One of his arms wrapped around her back while his free hand pulled at her blouse. His hand slid under the fabric, across her smooth skin, to her breasts. The caresses were eager, rough. There was rage... and something else. Della stretched out against him, forcing one of her legs between his. For a long while the world went away and they let their passion speak for them.
...Lightning played its ring dance along the Dome that towered so high above them. When the thunder paused in its following march, they could hear the shish of warm rain continue all around.
Rosas held her gently now, his fingers slowly tracing the curve of her hip and waist. "What do you get out of being a Peace cop, Della? If you were one of the button-pushers, sitting safe and cozy up in Livermore, I could understand. But you've risked your life stooging for a tyranny, and turning me into something I never thought I'd be. Why?"
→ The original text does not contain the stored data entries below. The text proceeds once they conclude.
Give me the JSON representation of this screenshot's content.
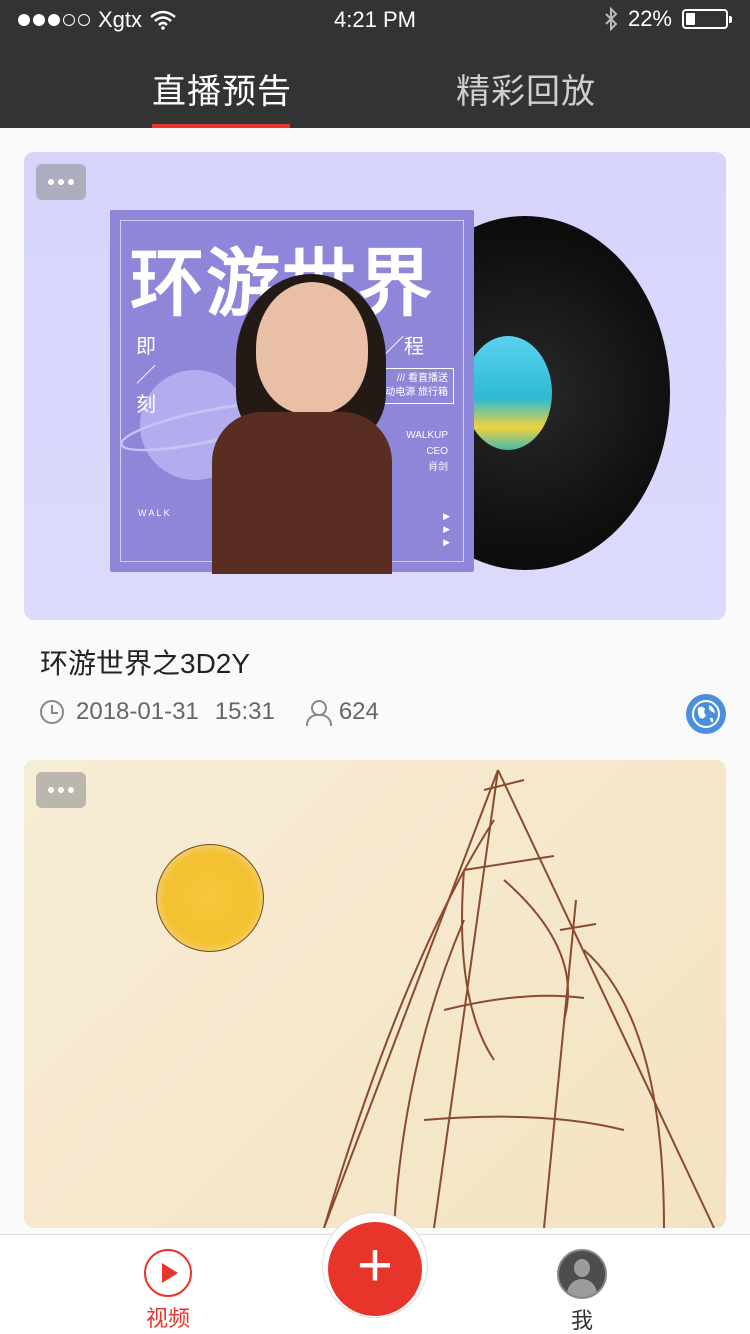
{
  "status_bar": {
    "carrier": "Xgtx",
    "time": "4:21 PM",
    "battery": "22%",
    "signal_bars": 3,
    "signal_total": 5
  },
  "tabs": [
    {
      "label": "直播预告",
      "active": true
    },
    {
      "label": "精彩回放",
      "active": false
    }
  ],
  "cards": [
    {
      "cover": {
        "title": "环游世界",
        "subtitle_lead": "即／刻",
        "subtitle_tail": "启／程",
        "box_lines": [
          "///  看直播送",
          "移动电源 旅行箱"
        ],
        "credits": [
          "WALKUP",
          "CEO",
          "肖剑"
        ],
        "wakl": "W A L K"
      },
      "title": "环游世界之3D2Y",
      "date": "2018-01-31",
      "time": "15:31",
      "viewers": "624",
      "globe_icon": "globe-icon"
    },
    {
      "cover": {}
    }
  ],
  "bottom_nav": {
    "video_label": "视频",
    "me_label": "我",
    "add_icon": "plus-icon"
  },
  "colors": {
    "accent": "#e8352b",
    "header_bg": "#333333",
    "globe": "#4a8fdc"
  }
}
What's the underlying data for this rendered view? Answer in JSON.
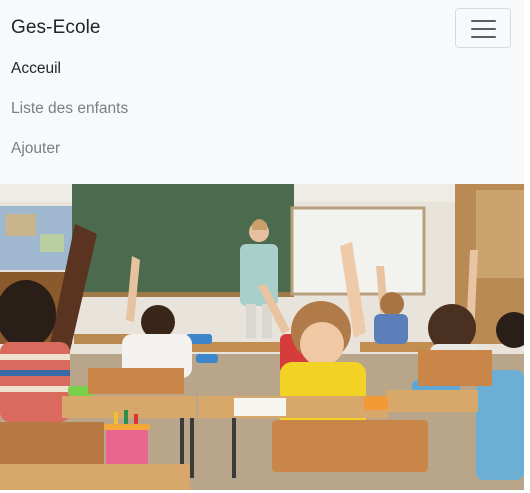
{
  "navbar": {
    "brand": "Ges-Ecole",
    "toggler_icon": "hamburger-menu-icon",
    "links": [
      {
        "label": "Acceuil",
        "active": true
      },
      {
        "label": "Liste des enfants",
        "active": false
      },
      {
        "label": "Ajouter",
        "active": false
      }
    ]
  },
  "hero": {
    "image": "classroom-photo",
    "colors": {
      "wall": "#e9e5de",
      "chalkboard": "#4c6b4e",
      "whiteboard": "#f2f3ee",
      "desk": "#c79352",
      "yellow_shirt": "#f3d226"
    }
  }
}
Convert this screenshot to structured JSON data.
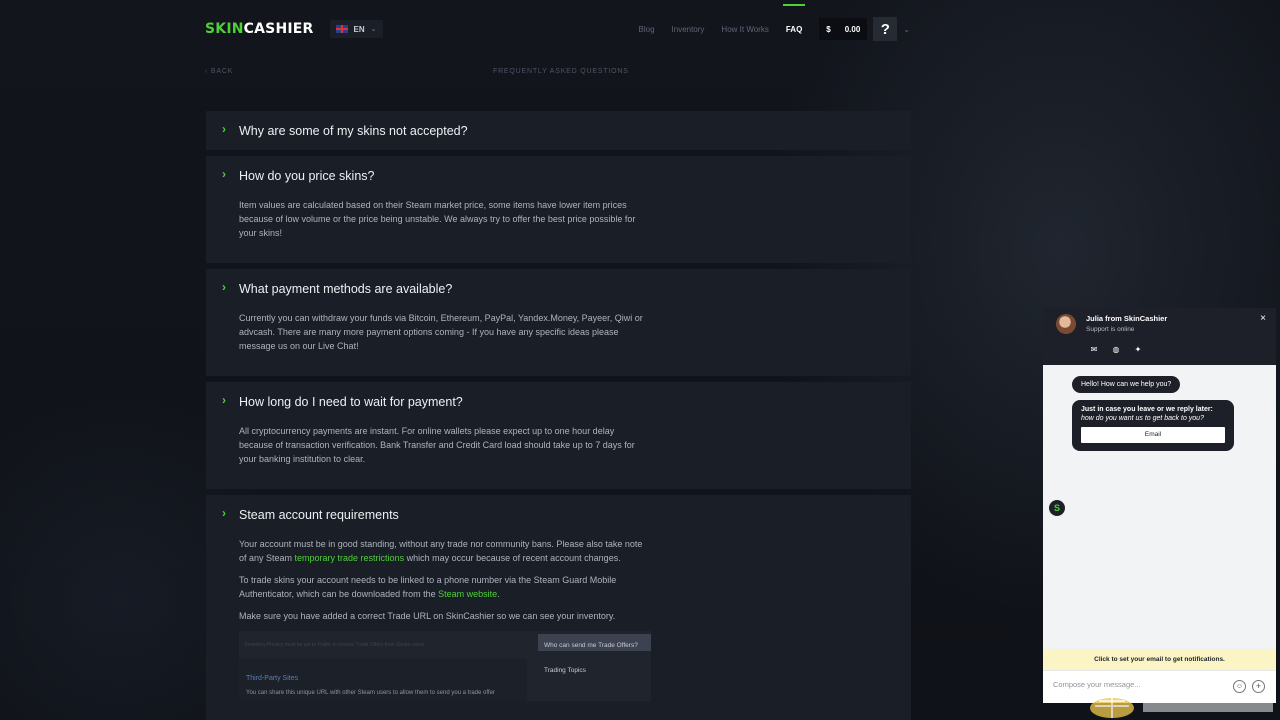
{
  "header": {
    "logo_green": "SKIN",
    "logo_white": "CASHIER",
    "language": "EN",
    "nav": [
      "Blog",
      "Inventory",
      "How It Works",
      "FAQ"
    ],
    "balance_currency": "$",
    "balance_value": "0.00",
    "help_label": "?"
  },
  "subheader": {
    "back": "‹  BACK",
    "title": "FREQUENTLY ASKED QUESTIONS"
  },
  "faq": [
    {
      "question": "Why are some of my skins not accepted?"
    },
    {
      "question": "How do you price skins?",
      "answer": "Item values are calculated based on their Steam market price, some items have lower item prices because of low volume or the price being unstable. We always try to offer the best price possible for your skins!"
    },
    {
      "question": "What payment methods are available?",
      "answer": "Currently you can withdraw your funds via Bitcoin, Ethereum, PayPal, Yandex.Money, Payeer, Qiwi or advcash. There are many more payment options coming - If you have any specific ideas please message us on our Live Chat!"
    },
    {
      "question": "How long do I need to wait for payment?",
      "answer": "All cryptocurrency payments are instant. For online wallets please expect up to one hour delay because of transaction verification. Bank Transfer and Credit Card load should take up to 7 days for your banking institution to clear."
    },
    {
      "question": "Steam account requirements",
      "p1_a": "Your account must be in good standing, without any trade nor community bans. Please also take note of any Steam ",
      "p1_link": "temporary trade restrictions",
      "p1_b": " which may occur because of recent account changes.",
      "p2_a": "To trade skins your account needs to be linked to a phone number via the Steam Guard Mobile Authenticator, which can be downloaded from the ",
      "p2_link": "Steam website",
      "p2_b": ".",
      "p3": "Make sure you have added a correct Trade URL on SkinCashier so we can see your inventory.",
      "screenshot": {
        "top_text": "Inventory Privacy must be set to Public to receive Trade Offers from Steam users.",
        "who": "Who can send me Trade Offers?",
        "topics": "Trading Topics",
        "third_party": "Third-Party Sites",
        "desc": "You can share this unique URL with other Steam users to allow them to send you a trade offer"
      }
    }
  ],
  "chat": {
    "agent": "Julia from SkinCashier",
    "status": "Support is online",
    "close": "×",
    "greeting": "Hello! How can we help you?",
    "prompt_bold": "Just in case you leave or we reply later:",
    "prompt_italic": "how do you want us to get back to you?",
    "email_button": "Email",
    "bot_initial": "S",
    "notify": "Click to set your email to get notifications.",
    "compose_placeholder": "Compose your message..."
  }
}
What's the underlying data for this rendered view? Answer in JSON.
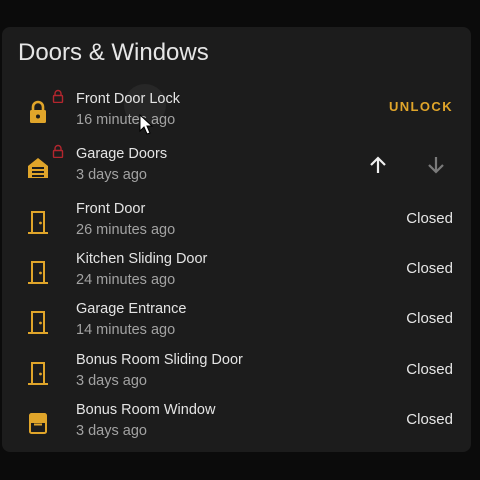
{
  "card": {
    "title": "Doors & Windows"
  },
  "rows": [
    {
      "name": "Front Door Lock",
      "time": "16 minutes ago",
      "action": "UNLOCK",
      "icon": "lock-icon",
      "badge": "lock-badge-icon"
    },
    {
      "name": "Garage Doors",
      "time": "3 days ago",
      "icon": "garage-icon",
      "badge": "lock-badge-icon",
      "controls": [
        "arrow-up-icon",
        "arrow-down-icon"
      ]
    },
    {
      "name": "Front Door",
      "time": "26 minutes ago",
      "state": "Closed",
      "icon": "door-closed-icon"
    },
    {
      "name": "Kitchen Sliding Door",
      "time": "24 minutes ago",
      "state": "Closed",
      "icon": "door-closed-icon"
    },
    {
      "name": "Garage Entrance",
      "time": "14 minutes ago",
      "state": "Closed",
      "icon": "door-closed-icon"
    },
    {
      "name": "Bonus Room Sliding Door",
      "time": "3 days ago",
      "state": "Closed",
      "icon": "door-closed-icon"
    },
    {
      "name": "Bonus Room Window",
      "time": "3 days ago",
      "state": "Closed",
      "icon": "window-closed-icon"
    }
  ],
  "colors": {
    "accent": "#e0a52a",
    "badge": "#b3262e",
    "background": "#1c1c1c",
    "text": "#e6e6e6",
    "secondary_text": "#a2a2a2"
  }
}
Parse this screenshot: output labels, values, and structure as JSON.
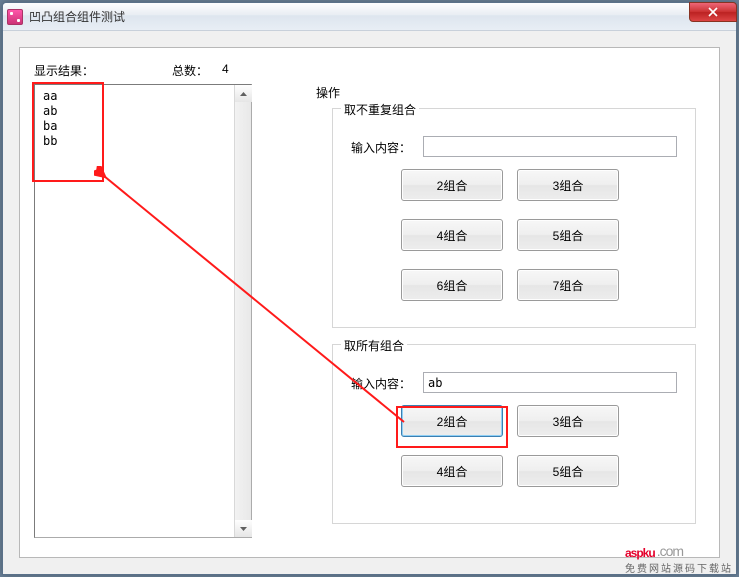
{
  "window": {
    "title": "凹凸组合组件测试"
  },
  "labels": {
    "resultHeader": "显示结果：",
    "totalHeader": "总数：",
    "totalValue": "4",
    "operation": "操作"
  },
  "results": [
    "aa",
    "ab",
    "ba",
    "bb"
  ],
  "group1": {
    "title": "取不重复组合",
    "inputLabel": "输入内容：",
    "inputValue": "",
    "buttons": [
      "2组合",
      "3组合",
      "4组合",
      "5组合",
      "6组合",
      "7组合"
    ]
  },
  "group2": {
    "title": "取所有组合",
    "inputLabel": "输入内容：",
    "inputValue": "ab",
    "buttons": [
      "2组合",
      "3组合",
      "4组合",
      "5组合"
    ]
  },
  "watermark": {
    "brand": "aspku",
    "tld": ".com",
    "tagline": "免费网站源码下载站"
  }
}
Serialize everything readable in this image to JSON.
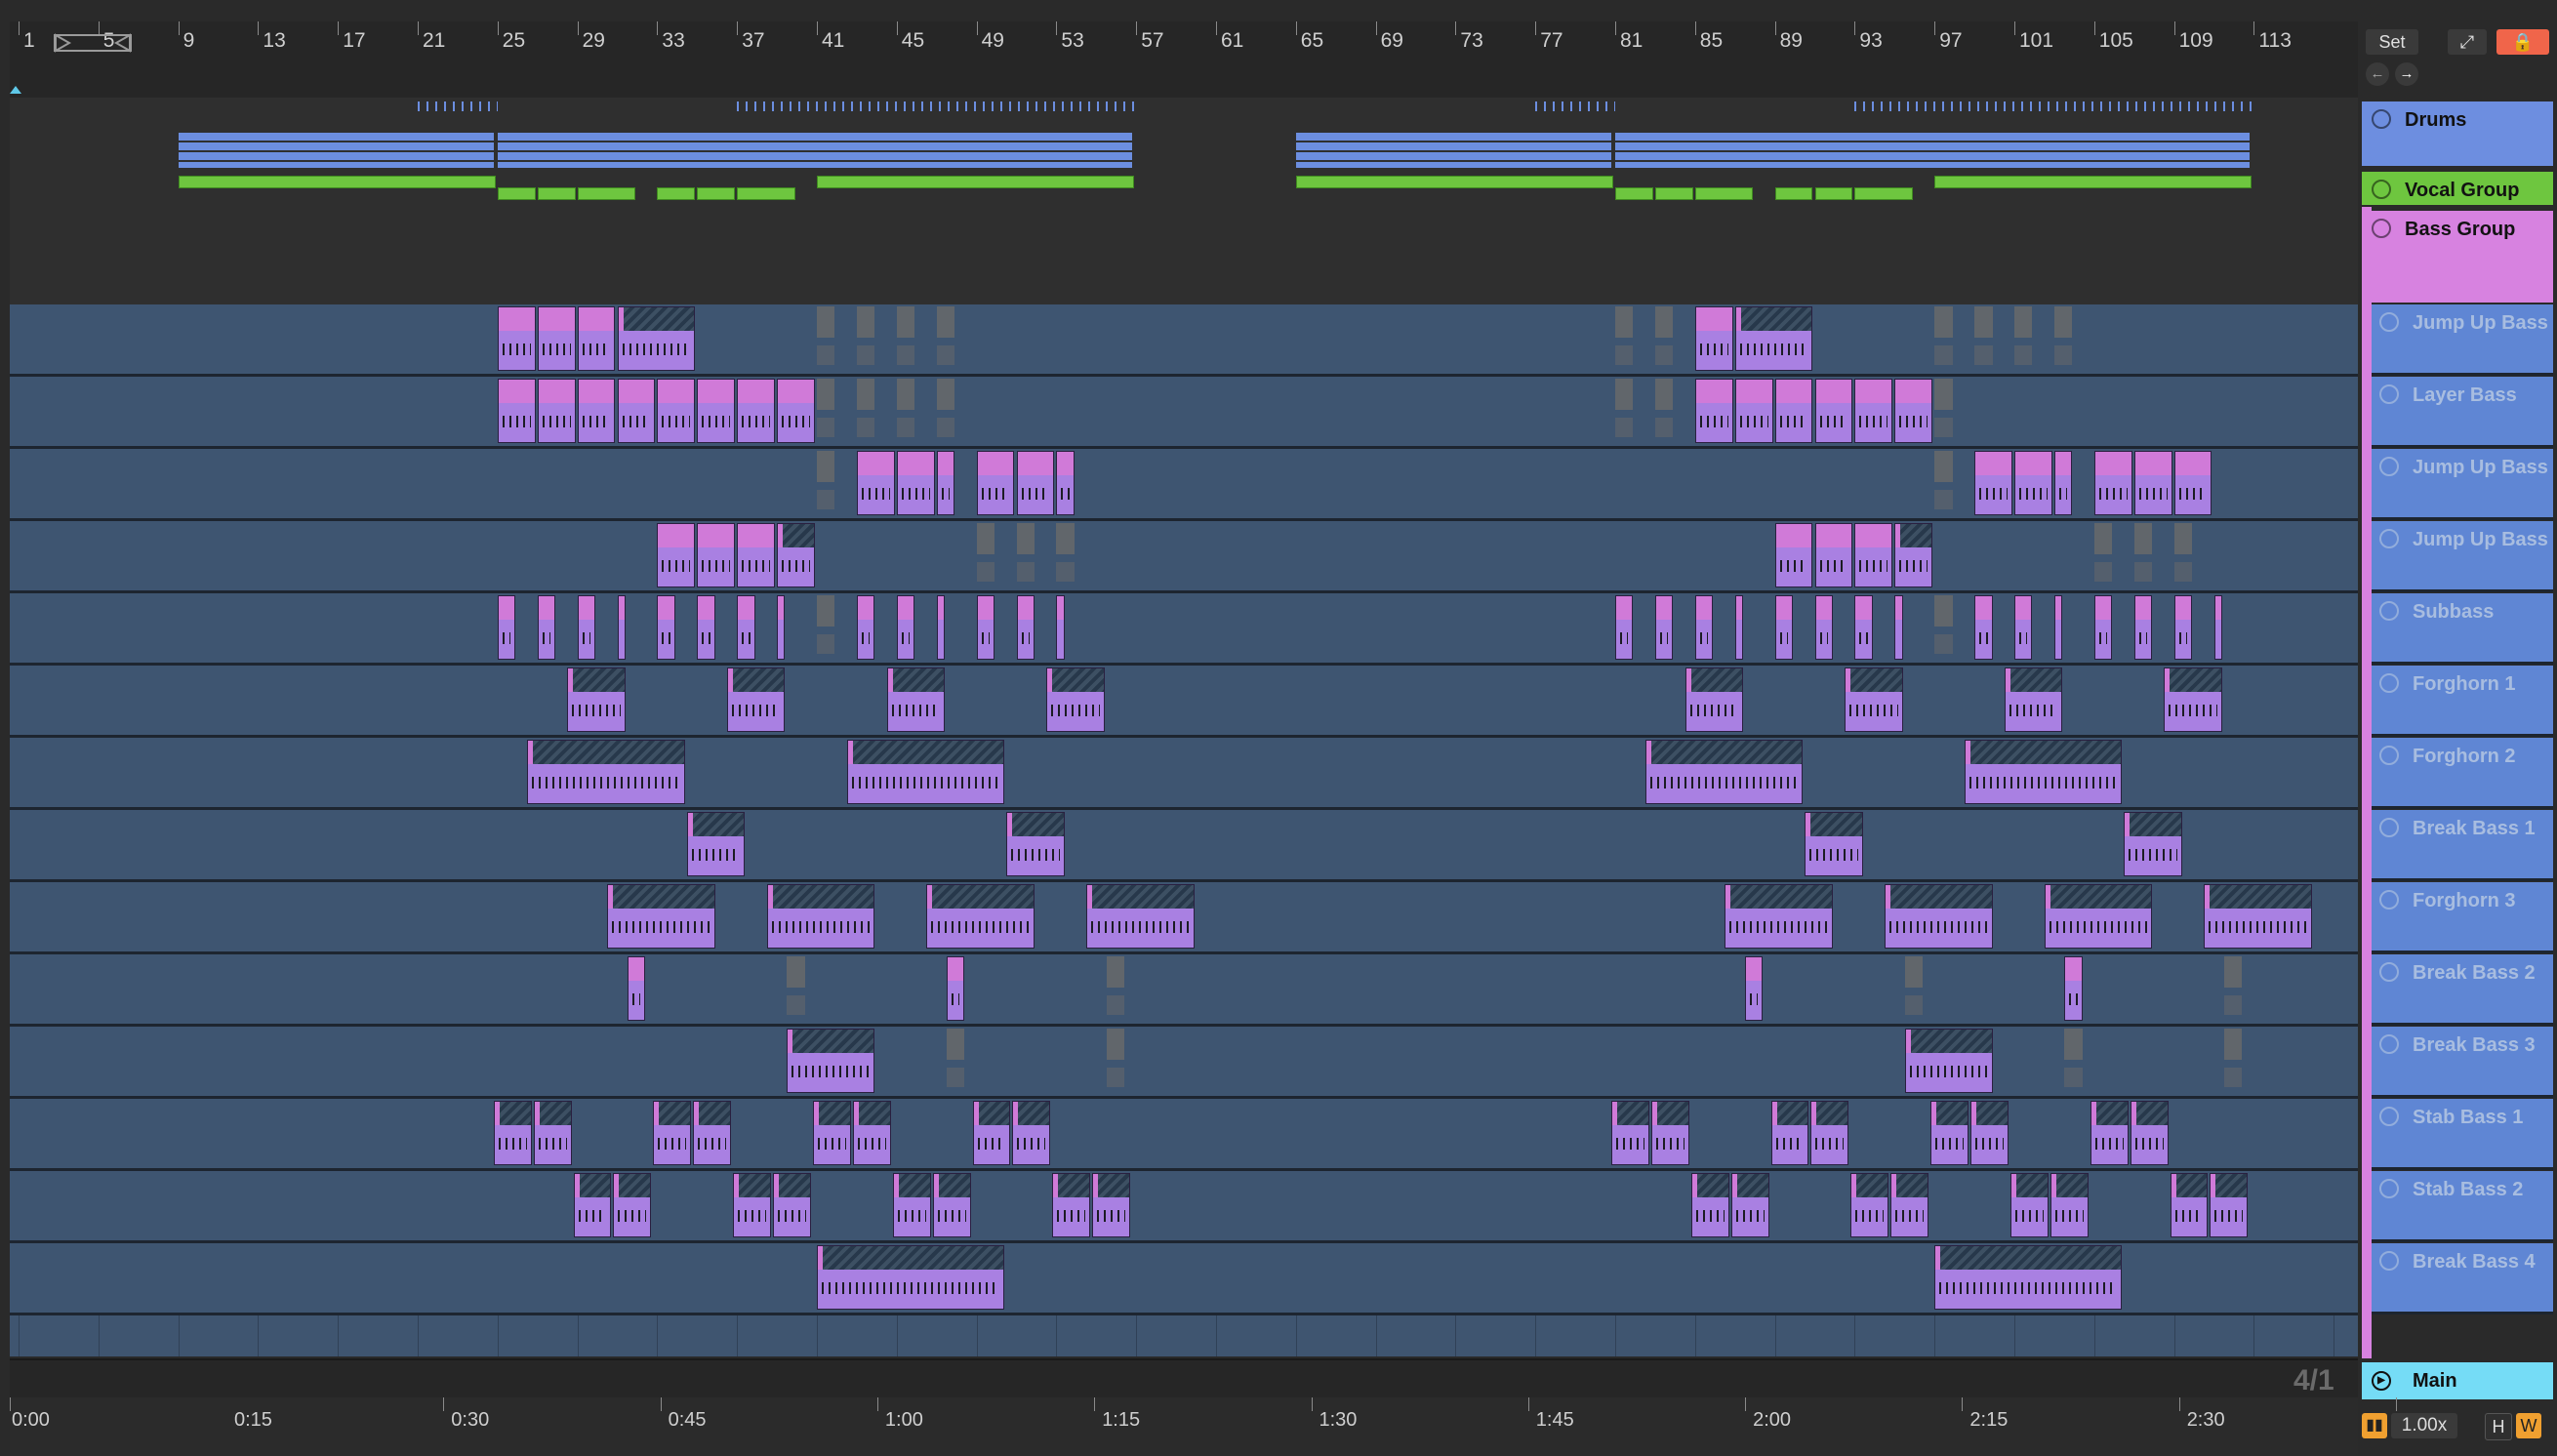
{
  "arrangement": {
    "bar_numbers": [
      "1",
      "5",
      "9",
      "13",
      "17",
      "21",
      "25",
      "29",
      "33",
      "37",
      "41",
      "45",
      "49",
      "53",
      "57",
      "61",
      "65",
      "69",
      "73",
      "77",
      "81",
      "85",
      "89",
      "93",
      "97",
      "101",
      "105",
      "109",
      "113"
    ],
    "time_labels": [
      "0:00",
      "0:15",
      "0:30",
      "0:45",
      "1:00",
      "1:15",
      "1:30",
      "1:45",
      "2:00",
      "2:15",
      "2:30"
    ],
    "position_display": "4/1"
  },
  "controls": {
    "set_label": "Set",
    "tempo_display": "1.00x",
    "h_label": "H",
    "w_label": "W"
  },
  "groups": [
    {
      "name": "Drums",
      "color": "#6d8ee0"
    },
    {
      "name": "Vocal Group",
      "color": "#6ec63f"
    },
    {
      "name": "Bass Group",
      "color": "#d782e0"
    }
  ],
  "tracks": [
    {
      "name": "Jump Up Bass"
    },
    {
      "name": "Layer Bass"
    },
    {
      "name": "Jump Up Bass"
    },
    {
      "name": "Jump Up Bass"
    },
    {
      "name": "Subbass"
    },
    {
      "name": "Forghorn 1"
    },
    {
      "name": "Forghorn 2"
    },
    {
      "name": "Break Bass 1"
    },
    {
      "name": "Forghorn 3"
    },
    {
      "name": "Break Bass 2"
    },
    {
      "name": "Break Bass 3"
    },
    {
      "name": "Stab Bass 1"
    },
    {
      "name": "Stab Bass 2"
    },
    {
      "name": "Break Bass 4"
    }
  ],
  "main_track": {
    "name": "Main",
    "color": "#75dcf6"
  },
  "colors": {
    "clip_pink": "#d07ad8",
    "clip_purple": "#a980e2",
    "lane_blue": "#3e5571",
    "header_blue": "#5f86d4"
  }
}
Della watched the lightning glow in the rain. She sighed. "Mike, I am for the Peace. Wait. I don't mean that as rote Authority mumbo jumbo. We do have something like peace all over the world now. The price is a tyranny, though milder than any in history. The price is twentieth-century types like me, who would sell their own grandmothers for an ideal. Last century produced nukes and bobbles and warplagues. You have been brushed by the plagues - that alone is what turned you into `something you never thought you'd be.' But the others are just as bad. By the end of the century, those weapons were becoming cheaper and cheaper. Small nations were getting them. If the War hadn't come, I'll bet subnational groups and criminals would have had them. The human race could not survive mass-death technology so widely spread. The Peace has meant the end of sovereign nations and their control of technologies that could kill us all. Our only mistake was in not going far enough. We didn't regulate high tech electronics - and we're paying for that now."